Мы просидели со Сперотто до глубокой ночи и повели своих отцов с собою, совершенно довольных, но очень нетвердых на ногах, предварительно бережно уложив на постель маэстро.
Еще встречаясь с Джованни у нас дома или в церкви, когда он заменял органиста, я не замечал в его характере каких-либо странностей. Может быть, потому, что был еще мал, а может быть, от того, что не присматривался к нему.
Однако, когда он таким странным образом встретил нас, вдруг прикинувшись пьяным и крепко спящим, а потом, оказавшись и трезвым и бодрствующим, озадачило меня и заставило насторожиться.
Я стал вспоминать, как вел себя Сперотто у нас дома, что иногда говорил за столом, какими были его привычки и свойства, и отыскал в его поведении кое-что необычное, если ни сказать странное.
Старик был, несомненно, добр — он отдавал нищим немало денег, всегда помогал на похоронах и безотказно заменял органиста в нашей церкви во время отпевания покойника и траурной церемонии. Может быть, он делал это потому, что наш органист Иоганн Себастьян был толстым веселым человеком, писал пьесы для клавесина и даже танцевальные мелодии для скрипичных квартетов и потому терпеть не мог похоронных мелодий. А может быть, однажды пришла мне в голову нелепая мысль, сеньор Джованни любит траурные мессы?
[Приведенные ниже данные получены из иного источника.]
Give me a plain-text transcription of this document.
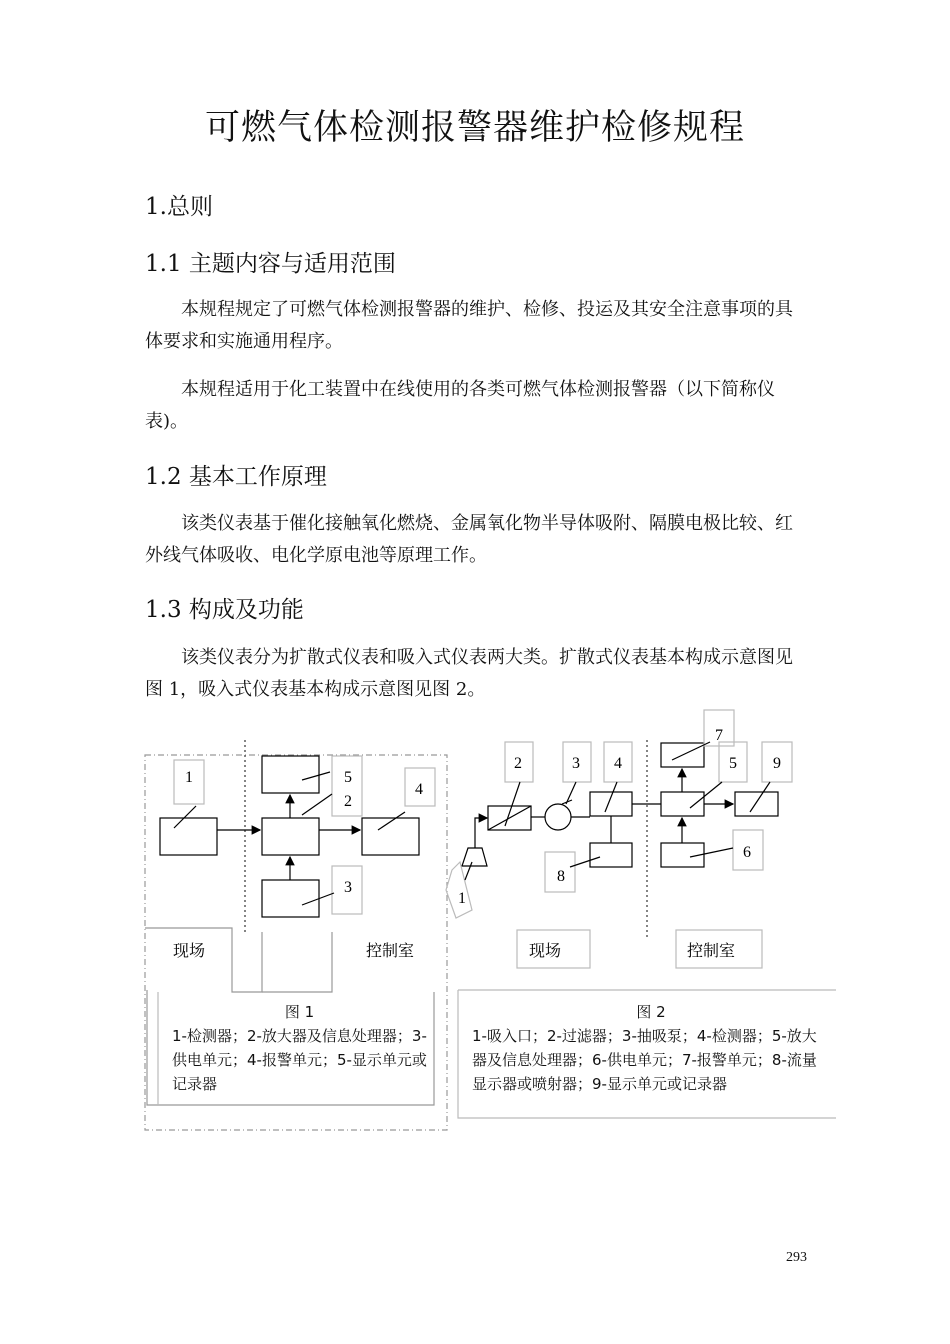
可燃气体检测报警器维护检修规程
1.总则
1.1 主题内容与适用范围
本规程规定了可燃气体检测报警器的维护、检修、投运及其安全注意事项的具体要求和实施通用程序。
本规程适用于化工装置中在线使用的各类可燃气体检测报警器（以下简称仪表)。
1.2 基本工作原理
该类仪表基于催化接触氧化燃烧、金属氧化物半导体吸附、隔膜电极比较、红外线气体吸收、电化学原电池等原理工作。
1.3 构成及功能
该类仪表分为扩散式仪表和吸入式仪表两大类。扩散式仪表基本构成示意图见图 1，吸入式仪表基本构成示意图见图 2。
1	5
2
4
3
现场	控制室
7
2	3 4	5 9
6
8
1
现场	控制室
图 1
1-检测器；2-放大器及信息处理器；3-供电单元；4-报警单元；5-显示单元或记录器
图 2
1-吸入口；2-过滤器；3-抽吸泵；4-检测器；5-放大器及信息处理器；6-供电单元；7-报警单元；8-流量显示器或喷射器；9-显示单元或记录器
293
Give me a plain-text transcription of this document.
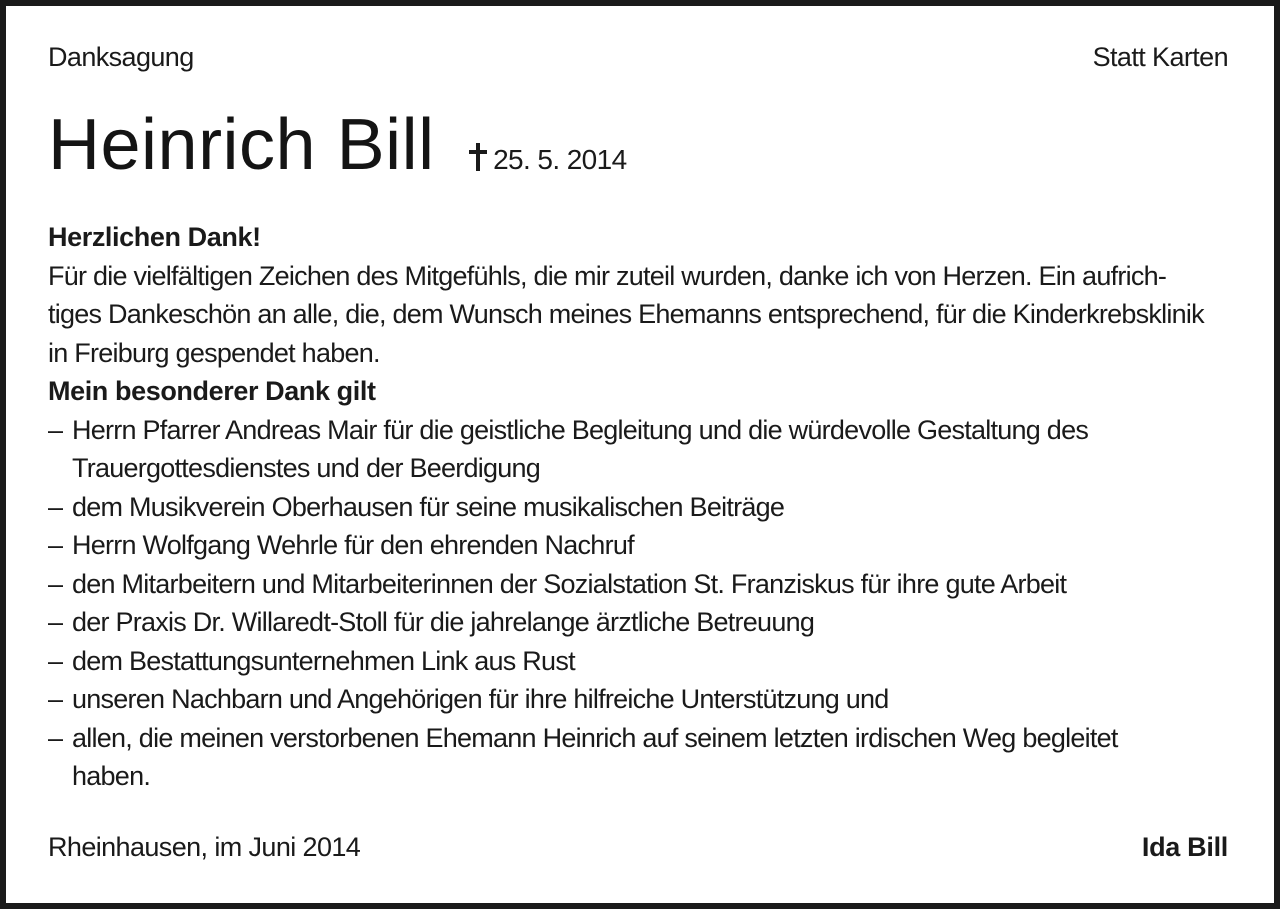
Danksagung	Statt Karten
Heinrich Bill 25. 5. 2014

Herzlichen Dank!

Für die vielfältigen Zeichen des Mitgefühls, die mir zuteil wurden, danke ich von Herzen. Ein aufrich-
tiges Dankeschön an alle, die, dem Wunsch meines Ehemanns entsprechend, für die Kinderkrebsklinik
in Freiburg gespendet haben.

Mein besonderer Dank gilt

– Herrn Pfarrer Andreas Mair für die geistliche Begleitung und die würdevolle Gestaltung des
Trauergottesdienstes und der Beerdigung
– dem Musikverein Oberhausen für seine musikalischen Beiträge
– Herrn Wolfgang Wehrle für den ehrenden Nachruf
– den Mitarbeitern und Mitarbeiterinnen der Sozialstation St. Franziskus für ihre gute Arbeit
– der Praxis Dr. Willaredt-Stoll für die jahrelange ärztliche Betreuung
– dem Bestattungsunternehmen Link aus Rust
– unseren Nachbarn und Angehörigen für ihre hilfreiche Unterstützung und
– allen, die meinen verstorbenen Ehemann Heinrich auf seinem letzten irdischen Weg begleitet
haben.
Rheinhausen, im Juni 2014	Ida Bill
Я вспомнил также, что часто, сильно выпив, сеньор Джованни не веселился, как все, а отчего-то горько плакал, никогда не объясняя причины своих слез, и на следующий день при встрече всегда делал вид, что ничего такого не было или же он, по крайней мере, не помнит о своих вроде бы беспричинных слезах, а если и помнит, то не придает всему случившемуся никакого значения.
Я вспомнил также, что если его кто-либо неожиданно окликал, то он непременно пугался, вздрагивал и менялся в лице.
В общем, Джованни был не совсем обычным, я бы сказал, довольно своеобразным человеком. И учителем языка старый музыкант и санитар оказался более чем оригинальным. Мало того что он по-немецки говорил не хуже, а пожалуй, получше меня самого, он был еще и очень опытен в обучении языку.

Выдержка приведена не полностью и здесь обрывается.